Dividends paid out by a fund manager reflect the distribution of income for the whole period since any previous dividends were paid, regardless of when the units or shares were purchased. To ensure the fair treatment of all unit/shareholders, the purchase price of the fund includes a sum of money which represents the income accumulated on those units/shares up to the point of purchase. When an investor receives their first dividend, it will include an 'equalisation' payment, which is the value of the accumulated income up to the point of purchase. This in effect returns part of the purchase price and as such, is not taxable as income.

'Equities'

Equities is another name for shares in a company.

'Ethical investments'

Ethical investments take factors other than simply the potential financial return of an investment into account - these can be environmental, humanitarian etc. For example, an ethical investment portfolio might not invest in tobacco or oil companies, or in companies that use cheap labour in developing countries.

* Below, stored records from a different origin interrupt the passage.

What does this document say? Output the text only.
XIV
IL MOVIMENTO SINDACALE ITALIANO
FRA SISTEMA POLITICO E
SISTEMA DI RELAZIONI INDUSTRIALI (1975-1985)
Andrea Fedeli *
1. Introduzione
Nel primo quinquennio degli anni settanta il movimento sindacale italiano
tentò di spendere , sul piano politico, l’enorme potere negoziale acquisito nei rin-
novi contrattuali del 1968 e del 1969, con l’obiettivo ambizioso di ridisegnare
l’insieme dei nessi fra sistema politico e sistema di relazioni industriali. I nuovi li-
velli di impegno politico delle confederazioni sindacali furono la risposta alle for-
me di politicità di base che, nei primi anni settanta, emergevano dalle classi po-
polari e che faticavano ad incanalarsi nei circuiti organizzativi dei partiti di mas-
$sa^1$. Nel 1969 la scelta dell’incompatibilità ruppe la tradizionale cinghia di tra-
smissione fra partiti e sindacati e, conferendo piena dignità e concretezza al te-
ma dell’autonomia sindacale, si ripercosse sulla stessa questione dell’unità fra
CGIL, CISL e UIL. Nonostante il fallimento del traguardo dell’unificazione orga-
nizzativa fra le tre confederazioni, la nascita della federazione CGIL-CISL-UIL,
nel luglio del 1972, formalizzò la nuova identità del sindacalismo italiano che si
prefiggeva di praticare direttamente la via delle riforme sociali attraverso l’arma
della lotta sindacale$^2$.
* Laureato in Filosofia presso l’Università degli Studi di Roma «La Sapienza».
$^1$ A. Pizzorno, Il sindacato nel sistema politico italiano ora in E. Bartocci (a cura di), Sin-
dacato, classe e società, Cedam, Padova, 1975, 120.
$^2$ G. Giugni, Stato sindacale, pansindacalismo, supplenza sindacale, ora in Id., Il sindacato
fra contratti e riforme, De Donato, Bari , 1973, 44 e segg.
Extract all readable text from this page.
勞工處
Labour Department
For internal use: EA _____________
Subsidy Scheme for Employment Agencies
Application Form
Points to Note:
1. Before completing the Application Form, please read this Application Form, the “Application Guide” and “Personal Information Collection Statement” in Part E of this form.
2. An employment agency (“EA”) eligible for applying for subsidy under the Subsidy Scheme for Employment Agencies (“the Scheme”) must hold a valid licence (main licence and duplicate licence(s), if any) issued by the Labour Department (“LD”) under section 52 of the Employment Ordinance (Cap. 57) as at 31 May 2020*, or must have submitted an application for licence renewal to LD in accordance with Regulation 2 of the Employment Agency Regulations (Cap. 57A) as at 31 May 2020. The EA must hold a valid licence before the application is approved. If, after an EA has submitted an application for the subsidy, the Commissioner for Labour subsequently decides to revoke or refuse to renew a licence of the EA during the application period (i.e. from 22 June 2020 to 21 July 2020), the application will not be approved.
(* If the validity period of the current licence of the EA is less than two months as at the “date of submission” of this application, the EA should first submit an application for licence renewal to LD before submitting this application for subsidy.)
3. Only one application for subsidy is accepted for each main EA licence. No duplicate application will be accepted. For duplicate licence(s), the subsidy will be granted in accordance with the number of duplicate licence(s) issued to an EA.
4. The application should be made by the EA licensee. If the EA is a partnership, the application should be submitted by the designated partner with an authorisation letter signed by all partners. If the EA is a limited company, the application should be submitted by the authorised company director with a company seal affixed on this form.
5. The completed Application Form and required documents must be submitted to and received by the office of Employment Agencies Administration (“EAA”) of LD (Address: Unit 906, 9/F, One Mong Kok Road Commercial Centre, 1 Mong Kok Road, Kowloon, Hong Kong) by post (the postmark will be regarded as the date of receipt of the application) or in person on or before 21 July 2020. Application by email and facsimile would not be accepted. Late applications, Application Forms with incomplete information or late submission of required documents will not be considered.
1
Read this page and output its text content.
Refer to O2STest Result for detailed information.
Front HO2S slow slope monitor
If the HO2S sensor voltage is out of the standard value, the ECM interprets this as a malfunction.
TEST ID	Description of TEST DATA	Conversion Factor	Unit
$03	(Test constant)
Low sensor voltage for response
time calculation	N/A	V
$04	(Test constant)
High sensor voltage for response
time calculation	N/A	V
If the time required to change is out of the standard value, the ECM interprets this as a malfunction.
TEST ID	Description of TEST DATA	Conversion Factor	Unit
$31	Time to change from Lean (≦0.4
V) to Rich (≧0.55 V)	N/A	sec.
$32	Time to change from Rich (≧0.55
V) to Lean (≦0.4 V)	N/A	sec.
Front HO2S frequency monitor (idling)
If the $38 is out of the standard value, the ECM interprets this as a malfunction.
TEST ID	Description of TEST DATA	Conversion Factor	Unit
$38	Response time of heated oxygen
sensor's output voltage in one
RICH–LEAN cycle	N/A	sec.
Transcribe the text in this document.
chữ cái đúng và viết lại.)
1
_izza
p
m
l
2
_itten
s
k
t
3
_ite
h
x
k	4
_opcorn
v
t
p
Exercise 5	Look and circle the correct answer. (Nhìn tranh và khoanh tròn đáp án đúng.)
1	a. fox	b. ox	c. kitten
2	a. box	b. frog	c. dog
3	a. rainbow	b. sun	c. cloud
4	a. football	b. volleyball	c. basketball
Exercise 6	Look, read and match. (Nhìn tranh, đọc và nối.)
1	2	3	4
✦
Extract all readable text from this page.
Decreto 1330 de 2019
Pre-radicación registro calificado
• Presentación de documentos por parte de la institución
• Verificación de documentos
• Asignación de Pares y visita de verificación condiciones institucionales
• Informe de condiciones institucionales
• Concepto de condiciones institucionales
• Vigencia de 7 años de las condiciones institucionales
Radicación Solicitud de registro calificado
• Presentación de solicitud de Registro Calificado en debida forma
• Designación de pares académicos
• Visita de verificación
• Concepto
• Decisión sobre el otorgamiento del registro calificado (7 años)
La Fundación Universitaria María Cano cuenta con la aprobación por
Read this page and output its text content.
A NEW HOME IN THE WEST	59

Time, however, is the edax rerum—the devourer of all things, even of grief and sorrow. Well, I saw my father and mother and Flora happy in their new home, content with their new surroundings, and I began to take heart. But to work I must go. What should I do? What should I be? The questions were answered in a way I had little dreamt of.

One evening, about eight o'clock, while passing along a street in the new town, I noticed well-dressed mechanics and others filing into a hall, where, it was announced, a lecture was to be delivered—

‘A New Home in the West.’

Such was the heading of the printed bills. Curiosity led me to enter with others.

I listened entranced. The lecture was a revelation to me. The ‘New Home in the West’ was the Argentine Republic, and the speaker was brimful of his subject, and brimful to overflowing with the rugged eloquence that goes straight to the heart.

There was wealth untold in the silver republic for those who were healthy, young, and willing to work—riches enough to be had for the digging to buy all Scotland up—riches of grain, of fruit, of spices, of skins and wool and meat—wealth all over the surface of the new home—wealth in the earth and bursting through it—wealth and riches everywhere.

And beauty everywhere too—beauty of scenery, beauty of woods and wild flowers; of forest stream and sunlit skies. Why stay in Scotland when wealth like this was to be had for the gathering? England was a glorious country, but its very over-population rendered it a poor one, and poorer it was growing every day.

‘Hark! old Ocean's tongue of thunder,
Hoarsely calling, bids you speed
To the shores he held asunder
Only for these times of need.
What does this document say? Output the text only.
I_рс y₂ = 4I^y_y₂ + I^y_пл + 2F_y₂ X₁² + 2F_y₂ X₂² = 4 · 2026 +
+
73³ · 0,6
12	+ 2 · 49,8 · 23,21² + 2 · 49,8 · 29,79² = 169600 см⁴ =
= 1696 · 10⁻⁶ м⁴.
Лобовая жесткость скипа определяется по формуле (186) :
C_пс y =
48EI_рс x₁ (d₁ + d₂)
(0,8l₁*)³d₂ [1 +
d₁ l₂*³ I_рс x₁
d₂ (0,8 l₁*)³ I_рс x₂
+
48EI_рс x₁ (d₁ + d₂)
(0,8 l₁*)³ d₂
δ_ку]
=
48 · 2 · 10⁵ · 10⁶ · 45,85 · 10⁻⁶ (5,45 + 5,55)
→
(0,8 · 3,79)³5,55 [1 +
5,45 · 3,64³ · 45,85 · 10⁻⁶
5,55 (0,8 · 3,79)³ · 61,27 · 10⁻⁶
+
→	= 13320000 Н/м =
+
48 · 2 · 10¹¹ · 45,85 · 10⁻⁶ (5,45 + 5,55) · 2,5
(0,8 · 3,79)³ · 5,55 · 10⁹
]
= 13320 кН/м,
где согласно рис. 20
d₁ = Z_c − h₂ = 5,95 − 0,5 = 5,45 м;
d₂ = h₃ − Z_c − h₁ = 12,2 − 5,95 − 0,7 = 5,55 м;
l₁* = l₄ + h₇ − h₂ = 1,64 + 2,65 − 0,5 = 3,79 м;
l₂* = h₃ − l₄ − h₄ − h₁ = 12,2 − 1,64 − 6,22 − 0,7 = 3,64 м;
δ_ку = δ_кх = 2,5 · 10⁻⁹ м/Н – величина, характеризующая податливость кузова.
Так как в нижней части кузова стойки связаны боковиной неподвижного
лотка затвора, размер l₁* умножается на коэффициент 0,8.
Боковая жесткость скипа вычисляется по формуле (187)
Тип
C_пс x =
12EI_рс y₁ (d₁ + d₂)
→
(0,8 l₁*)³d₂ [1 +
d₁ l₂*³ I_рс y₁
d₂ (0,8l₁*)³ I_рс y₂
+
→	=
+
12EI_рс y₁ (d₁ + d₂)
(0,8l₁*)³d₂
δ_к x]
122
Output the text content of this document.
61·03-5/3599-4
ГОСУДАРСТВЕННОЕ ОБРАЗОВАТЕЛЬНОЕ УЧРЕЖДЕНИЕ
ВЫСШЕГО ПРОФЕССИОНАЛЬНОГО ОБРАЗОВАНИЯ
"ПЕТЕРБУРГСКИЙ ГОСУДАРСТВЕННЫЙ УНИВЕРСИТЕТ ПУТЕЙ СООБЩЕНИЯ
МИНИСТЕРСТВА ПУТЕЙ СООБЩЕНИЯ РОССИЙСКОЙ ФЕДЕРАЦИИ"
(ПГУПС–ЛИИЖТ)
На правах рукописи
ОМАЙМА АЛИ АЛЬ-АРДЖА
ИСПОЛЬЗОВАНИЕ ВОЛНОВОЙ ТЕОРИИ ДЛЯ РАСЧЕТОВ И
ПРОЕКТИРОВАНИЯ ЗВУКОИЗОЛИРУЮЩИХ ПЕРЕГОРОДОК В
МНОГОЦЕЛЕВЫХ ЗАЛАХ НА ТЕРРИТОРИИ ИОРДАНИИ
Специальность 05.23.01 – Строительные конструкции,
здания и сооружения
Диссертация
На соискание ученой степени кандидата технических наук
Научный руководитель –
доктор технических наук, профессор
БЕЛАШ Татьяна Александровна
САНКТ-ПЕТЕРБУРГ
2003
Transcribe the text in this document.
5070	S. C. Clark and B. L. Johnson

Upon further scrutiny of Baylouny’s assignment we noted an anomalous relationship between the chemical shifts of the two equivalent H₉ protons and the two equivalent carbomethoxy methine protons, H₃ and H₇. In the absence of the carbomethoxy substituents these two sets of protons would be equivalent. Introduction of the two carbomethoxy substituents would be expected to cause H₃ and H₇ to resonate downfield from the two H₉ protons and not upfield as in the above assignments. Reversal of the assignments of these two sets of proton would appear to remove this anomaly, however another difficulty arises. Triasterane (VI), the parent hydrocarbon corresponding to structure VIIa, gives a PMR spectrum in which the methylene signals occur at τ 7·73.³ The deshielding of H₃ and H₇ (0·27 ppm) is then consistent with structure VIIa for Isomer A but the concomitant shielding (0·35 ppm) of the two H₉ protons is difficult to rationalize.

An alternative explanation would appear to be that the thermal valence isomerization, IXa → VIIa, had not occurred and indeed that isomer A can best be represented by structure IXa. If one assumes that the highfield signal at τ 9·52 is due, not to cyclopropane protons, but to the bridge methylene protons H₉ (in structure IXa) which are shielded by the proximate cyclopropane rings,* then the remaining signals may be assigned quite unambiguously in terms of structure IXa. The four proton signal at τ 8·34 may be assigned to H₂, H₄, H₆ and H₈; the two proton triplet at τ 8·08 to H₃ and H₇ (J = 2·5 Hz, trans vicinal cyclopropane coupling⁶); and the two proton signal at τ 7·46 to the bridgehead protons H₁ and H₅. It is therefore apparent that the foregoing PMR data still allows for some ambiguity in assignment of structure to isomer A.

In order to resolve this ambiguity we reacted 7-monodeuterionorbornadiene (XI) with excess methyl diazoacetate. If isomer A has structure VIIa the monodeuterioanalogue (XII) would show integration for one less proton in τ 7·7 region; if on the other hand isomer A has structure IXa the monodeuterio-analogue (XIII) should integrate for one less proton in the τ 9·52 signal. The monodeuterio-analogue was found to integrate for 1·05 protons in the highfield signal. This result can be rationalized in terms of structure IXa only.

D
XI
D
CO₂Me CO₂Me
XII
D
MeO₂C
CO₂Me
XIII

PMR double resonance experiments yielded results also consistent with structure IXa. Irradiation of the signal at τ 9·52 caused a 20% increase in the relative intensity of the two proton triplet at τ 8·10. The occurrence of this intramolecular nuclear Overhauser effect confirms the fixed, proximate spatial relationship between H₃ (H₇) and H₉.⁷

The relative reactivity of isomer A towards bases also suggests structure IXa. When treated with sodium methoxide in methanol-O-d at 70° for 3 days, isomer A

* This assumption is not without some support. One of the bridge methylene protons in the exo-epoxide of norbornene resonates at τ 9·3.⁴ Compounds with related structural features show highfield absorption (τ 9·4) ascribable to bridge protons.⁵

'Exchange Traded Fund (ETF)'

An exchange traded fund is a fund that tracks an index, a commodity or a basket of assets like an index fund. An ETF trades like a company share on an exchange. ETFs experience price changes throughout the day as they are bought and sold. For example, an ETF holds assets such as stocks or bonds and trades over the course of the trading day at approximately the same price as the net asset value of its underlying assets. Most ETFs track an index, such as the FTSE All-Share.

'Exchange-traded asset'

An exchange traded asset is a type of derivative - a financial instrument whose value is derived from that of another investment. Also see 'derivatives'.

'Ex-dividend date'

The ex-dividend date, also known as the XD date, is the date on which any dividend income to be paid is taken out of the value of a fund or company's shares or units, thereby reflecting that payment in the value of the share/unit.

'Execution-only'

'Execution-only' refers to investors who make investments directly, rather than investors who take financial advice from a professional adviser and use the adviser to make investments on their behalf.